Florian Favre : Indantitâ

Florian Favre : Indantitâ

Traumton

Tout est quasiment dit dans le beau clip vidéo de « Adyu Mon Bi Payi » publié en juin dernier sur YouTube. On y voit le pianiste suisse Florian Favre jouer sur un radeau tavillonné comme un toit de maison traditionnelle. Dérivant autour des ruines des châteaux de l’île d’Ogoz sur les eaux bleues du lac de la Gruyère, il improvise (en play-back car la musique a été enregistrée en studio au préalable) sur une vieille chanson du canton de Fribourg, sa région d’origine. Les notes s’envolent dans le grand silence se combinant parfois au vent, aux cris des oiseaux et aux clapotis de l’eau sur sa singulière embarcation. Quant à la musique, elle est à la fois lyrique et vigoureuse et parfois atmosphérique, en filiation avec la beauté des paysages qu’elle célèbre.

Le répertoire entier est ancré dans la tradition locale, faisant référence à des coutumes ou à des légendes. Ainsi, « Don’t Burn the Witch » évoque cette attitude rurale qui consiste à juger et à discriminer toute personne différente ne se conformant pas au style de vie traditionnel, tandis que « Our Cowboy » est un hommage, non pas aux westerns américains, mais plutôt aux gardiens des troupeaux de vaches suisses. Il y est aussi question de vieux chalets, de lutins et de fanfares annonçant le printemps. Aussi, dans ce recueil de thèmes folkloriques est-on un peu étonné que le disque se termine sur un standard, le fameux « I’ve Got You Under My Skin » de Cole Porter, mais c’est juste un clin d’œil qui rappelle que si Florian Favre vient du jazz, ce sont les chansons de son pays qu’il a depuis toujours sous la peau.

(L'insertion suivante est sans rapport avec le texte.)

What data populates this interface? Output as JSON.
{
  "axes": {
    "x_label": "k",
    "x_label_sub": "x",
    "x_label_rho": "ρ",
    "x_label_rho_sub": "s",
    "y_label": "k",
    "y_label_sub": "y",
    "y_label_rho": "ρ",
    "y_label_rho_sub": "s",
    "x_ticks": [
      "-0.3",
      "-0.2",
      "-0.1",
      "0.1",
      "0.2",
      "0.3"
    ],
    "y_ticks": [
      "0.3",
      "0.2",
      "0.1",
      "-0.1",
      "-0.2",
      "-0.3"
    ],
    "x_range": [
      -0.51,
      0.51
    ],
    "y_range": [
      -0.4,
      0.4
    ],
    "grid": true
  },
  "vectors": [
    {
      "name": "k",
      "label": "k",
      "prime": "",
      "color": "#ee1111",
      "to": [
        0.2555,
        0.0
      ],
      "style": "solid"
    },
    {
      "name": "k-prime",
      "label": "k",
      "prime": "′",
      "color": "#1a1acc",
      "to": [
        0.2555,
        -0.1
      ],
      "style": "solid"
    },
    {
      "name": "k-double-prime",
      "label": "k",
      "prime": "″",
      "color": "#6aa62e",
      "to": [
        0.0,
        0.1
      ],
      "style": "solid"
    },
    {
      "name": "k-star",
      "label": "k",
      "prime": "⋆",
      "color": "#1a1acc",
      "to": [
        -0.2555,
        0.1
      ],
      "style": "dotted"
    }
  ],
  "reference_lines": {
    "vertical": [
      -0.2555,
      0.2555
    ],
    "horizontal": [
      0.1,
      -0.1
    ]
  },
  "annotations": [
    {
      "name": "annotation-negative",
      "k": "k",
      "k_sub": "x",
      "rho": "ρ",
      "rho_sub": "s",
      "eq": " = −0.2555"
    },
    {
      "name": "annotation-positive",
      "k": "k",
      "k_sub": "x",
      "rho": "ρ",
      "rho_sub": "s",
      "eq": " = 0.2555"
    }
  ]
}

Le jeu de piano est clair, limpide et, dans certains morceaux, puissant. Il arrive aussi à Florian de « préparer » son piano à queue à l’aide d’ustensiles divers provenant de sa boîte à outils. Il crée ainsi des sons abstraits, bloqués, percussifs et/ou dissonants, comme dans « Don’t Burn the Witch » et « The Dzodzet ». Grâce à cette interprétation moderne, les mélodies anciennes prennent de nouvelles couleurs, la tradition étant ici perçue comme une opportunité, un tremplin pour créer une musique originale dont les racines ne sont pas pour autant coupées. En conclusion et pour reprendre une citation attribuée à Gustav Mahler, « Idantitâ », qui signifie identité en patois fribourgeois, n’est pas le culte des cendres mais la préservation du feu.